4.27. Special efforts should be made to emphasize men's shared responsibility and
promote their active involvement in responsible parenthood, sexual and reproductive
behaviour, including family planning; prenatal, maternal and child health; prevention of
sexually transmitted diseases, including HIV; prevention of unwanted and high-risk
pregnancies; shared control and contribution to family income, children's education,
health and nutrition; and recognition and promotion of the equal value of children of both
sexes. Male responsibilities in family life must be included in the education of children
from the earliest ages. Special emphasis should be placed on the prevention of violence
against women and children.
4.28. Governments should take steps to ensure that children receive appropriate
financial support from their parents by, among other measures, enforcing child- support
laws. Governments should consider changes in law and policy to ensure men's responsibility
to and financial support for their children and families. Such laws and policies should
also encourage maintenance or reconstitution of the family unit. The safety of women in
abusive relationships should be protected.

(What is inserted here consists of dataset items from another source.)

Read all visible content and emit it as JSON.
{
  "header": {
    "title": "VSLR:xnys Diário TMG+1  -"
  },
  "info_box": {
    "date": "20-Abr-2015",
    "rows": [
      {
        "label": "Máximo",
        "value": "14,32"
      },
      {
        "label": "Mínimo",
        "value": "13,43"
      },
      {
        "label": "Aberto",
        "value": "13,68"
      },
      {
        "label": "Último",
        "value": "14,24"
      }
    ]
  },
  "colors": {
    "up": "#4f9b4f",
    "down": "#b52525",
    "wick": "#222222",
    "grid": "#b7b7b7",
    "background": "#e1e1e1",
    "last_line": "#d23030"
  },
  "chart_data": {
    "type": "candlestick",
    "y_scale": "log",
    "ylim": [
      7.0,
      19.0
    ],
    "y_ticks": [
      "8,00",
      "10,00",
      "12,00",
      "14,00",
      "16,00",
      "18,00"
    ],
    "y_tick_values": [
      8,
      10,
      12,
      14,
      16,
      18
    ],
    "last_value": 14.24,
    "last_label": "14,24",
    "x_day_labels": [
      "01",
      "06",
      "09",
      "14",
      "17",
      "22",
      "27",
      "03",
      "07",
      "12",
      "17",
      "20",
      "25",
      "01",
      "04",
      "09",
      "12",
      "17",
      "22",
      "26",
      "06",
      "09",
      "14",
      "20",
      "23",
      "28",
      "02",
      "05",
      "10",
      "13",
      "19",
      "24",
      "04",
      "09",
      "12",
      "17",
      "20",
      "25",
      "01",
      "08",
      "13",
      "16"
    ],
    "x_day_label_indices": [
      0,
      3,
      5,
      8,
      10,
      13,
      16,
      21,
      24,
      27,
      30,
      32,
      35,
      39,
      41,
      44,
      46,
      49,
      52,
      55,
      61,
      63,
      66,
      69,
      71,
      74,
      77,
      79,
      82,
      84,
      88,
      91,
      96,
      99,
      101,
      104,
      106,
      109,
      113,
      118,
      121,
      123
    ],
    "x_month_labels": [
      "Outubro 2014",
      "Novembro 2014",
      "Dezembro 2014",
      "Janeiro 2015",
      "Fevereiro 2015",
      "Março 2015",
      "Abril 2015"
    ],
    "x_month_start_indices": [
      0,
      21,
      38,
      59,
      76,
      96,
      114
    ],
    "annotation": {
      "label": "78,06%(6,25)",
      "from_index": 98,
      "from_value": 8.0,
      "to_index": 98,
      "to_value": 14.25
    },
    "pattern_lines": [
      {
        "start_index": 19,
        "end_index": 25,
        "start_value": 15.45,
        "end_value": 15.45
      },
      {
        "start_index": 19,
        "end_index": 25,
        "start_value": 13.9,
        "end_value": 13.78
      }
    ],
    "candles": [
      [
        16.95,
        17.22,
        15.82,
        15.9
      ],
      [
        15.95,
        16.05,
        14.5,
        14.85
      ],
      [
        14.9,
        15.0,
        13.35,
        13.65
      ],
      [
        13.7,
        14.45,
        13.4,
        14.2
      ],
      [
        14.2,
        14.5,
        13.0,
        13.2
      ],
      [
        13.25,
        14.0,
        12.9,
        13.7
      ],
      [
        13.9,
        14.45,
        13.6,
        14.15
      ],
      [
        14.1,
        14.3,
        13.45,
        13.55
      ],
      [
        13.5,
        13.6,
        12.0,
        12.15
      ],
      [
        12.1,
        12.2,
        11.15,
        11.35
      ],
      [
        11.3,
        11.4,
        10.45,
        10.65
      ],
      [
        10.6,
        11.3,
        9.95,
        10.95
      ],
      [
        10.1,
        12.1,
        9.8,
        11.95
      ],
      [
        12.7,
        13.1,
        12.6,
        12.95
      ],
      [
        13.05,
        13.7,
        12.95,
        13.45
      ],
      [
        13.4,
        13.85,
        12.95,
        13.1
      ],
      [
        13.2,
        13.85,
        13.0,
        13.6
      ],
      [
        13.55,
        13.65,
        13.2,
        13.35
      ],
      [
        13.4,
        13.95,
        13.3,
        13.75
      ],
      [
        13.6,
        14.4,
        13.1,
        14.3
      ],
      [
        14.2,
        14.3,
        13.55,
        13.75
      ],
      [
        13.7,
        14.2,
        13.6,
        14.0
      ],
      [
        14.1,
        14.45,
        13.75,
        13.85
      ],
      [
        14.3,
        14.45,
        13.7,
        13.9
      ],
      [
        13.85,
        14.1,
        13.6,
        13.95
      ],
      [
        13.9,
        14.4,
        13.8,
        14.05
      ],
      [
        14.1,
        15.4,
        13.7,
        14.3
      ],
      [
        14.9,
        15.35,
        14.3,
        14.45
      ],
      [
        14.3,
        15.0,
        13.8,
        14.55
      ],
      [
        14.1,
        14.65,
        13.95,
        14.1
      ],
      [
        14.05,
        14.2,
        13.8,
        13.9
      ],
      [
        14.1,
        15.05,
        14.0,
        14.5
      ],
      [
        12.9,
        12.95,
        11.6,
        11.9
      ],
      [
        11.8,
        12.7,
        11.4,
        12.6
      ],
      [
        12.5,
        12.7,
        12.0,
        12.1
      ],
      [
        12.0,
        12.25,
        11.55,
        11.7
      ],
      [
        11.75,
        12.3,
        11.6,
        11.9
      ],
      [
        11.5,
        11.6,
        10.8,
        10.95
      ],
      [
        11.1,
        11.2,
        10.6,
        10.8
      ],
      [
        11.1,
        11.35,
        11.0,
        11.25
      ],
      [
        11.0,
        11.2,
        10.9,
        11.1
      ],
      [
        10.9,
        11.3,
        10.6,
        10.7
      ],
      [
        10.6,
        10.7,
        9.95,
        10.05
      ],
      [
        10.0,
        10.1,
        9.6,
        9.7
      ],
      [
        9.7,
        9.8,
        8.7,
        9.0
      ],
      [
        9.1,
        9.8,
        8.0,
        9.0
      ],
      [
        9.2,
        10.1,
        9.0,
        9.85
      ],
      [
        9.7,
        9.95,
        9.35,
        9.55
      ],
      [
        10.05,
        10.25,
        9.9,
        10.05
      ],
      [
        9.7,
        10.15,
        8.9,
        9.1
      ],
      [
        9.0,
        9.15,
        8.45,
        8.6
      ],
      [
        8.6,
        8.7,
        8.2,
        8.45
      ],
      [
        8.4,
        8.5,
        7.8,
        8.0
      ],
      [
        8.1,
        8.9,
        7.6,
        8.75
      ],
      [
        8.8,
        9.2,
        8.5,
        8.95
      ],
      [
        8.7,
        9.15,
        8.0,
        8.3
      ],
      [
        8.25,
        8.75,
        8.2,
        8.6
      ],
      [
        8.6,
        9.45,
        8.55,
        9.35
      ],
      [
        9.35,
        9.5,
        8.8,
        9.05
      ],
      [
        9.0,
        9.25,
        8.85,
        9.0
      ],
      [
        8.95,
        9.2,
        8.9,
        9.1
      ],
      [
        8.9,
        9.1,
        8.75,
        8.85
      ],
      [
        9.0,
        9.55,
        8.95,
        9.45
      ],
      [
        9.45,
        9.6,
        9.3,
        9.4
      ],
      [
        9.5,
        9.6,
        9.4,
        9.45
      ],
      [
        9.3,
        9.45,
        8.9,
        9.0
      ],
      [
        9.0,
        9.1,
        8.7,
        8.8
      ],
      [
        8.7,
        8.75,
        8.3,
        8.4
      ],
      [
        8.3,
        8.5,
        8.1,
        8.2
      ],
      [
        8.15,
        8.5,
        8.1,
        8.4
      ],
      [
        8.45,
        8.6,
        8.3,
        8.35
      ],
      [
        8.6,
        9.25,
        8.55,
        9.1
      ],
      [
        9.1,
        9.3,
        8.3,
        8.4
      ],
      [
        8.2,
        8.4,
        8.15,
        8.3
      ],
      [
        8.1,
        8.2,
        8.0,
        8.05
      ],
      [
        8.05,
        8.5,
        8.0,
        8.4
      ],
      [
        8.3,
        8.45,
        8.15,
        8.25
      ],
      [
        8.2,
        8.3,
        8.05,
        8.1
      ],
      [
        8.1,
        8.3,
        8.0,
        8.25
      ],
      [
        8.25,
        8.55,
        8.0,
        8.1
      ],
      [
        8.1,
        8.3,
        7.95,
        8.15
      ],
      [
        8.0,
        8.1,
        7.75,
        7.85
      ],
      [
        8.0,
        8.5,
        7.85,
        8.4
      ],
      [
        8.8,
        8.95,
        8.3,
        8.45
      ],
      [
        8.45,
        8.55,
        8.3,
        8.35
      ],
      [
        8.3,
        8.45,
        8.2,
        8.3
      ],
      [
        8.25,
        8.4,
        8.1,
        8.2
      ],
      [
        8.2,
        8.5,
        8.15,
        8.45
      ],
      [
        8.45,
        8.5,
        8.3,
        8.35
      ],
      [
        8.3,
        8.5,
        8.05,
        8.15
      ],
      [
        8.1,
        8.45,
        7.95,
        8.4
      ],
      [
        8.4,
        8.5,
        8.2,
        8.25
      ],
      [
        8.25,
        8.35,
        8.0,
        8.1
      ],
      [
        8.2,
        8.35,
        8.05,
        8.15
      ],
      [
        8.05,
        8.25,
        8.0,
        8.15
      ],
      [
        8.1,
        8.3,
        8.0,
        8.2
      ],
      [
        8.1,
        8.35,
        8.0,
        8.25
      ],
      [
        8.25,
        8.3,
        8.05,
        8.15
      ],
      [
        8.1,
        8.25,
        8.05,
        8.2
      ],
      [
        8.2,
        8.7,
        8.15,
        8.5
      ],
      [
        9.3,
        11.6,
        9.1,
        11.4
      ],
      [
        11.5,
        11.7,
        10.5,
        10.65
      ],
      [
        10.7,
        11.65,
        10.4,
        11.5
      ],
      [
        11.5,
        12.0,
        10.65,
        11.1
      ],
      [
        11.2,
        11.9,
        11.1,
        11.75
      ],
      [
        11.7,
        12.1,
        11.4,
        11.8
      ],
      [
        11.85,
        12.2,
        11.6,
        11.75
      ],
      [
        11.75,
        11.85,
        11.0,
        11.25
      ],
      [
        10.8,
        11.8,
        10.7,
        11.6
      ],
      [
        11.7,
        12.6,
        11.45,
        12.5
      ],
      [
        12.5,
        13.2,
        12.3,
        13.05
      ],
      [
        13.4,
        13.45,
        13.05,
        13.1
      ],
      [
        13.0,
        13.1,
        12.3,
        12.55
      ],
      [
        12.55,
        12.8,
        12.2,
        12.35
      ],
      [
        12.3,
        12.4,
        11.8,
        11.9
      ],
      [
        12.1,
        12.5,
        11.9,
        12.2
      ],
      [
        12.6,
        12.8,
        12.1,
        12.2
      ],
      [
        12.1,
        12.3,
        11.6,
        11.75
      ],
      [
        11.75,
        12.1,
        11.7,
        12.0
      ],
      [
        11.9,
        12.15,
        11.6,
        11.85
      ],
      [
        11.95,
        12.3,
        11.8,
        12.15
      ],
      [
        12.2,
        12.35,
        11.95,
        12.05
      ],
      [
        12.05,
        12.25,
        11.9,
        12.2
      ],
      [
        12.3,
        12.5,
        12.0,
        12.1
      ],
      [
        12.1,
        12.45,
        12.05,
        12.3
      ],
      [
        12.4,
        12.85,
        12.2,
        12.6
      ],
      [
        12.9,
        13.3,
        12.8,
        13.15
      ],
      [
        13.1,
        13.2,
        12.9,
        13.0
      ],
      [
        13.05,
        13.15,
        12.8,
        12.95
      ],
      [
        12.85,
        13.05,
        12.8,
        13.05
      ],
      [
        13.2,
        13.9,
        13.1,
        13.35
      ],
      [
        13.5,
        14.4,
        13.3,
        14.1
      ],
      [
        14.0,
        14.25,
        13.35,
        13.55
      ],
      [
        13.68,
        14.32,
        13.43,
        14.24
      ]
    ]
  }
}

4.29. National and community leaders should promote the full involvement of men in
family life and the full integration of women in community life. Parents and schools
should ensure that attitudes that are respectful of women and girls as equals are
instilled in boys from the earliest possible age, along with an understanding of their
shared responsibilities in all aspects of a safe, secure and harmonious family life.
Relevant programmes to reach boys before they become sexually active are urgently needed.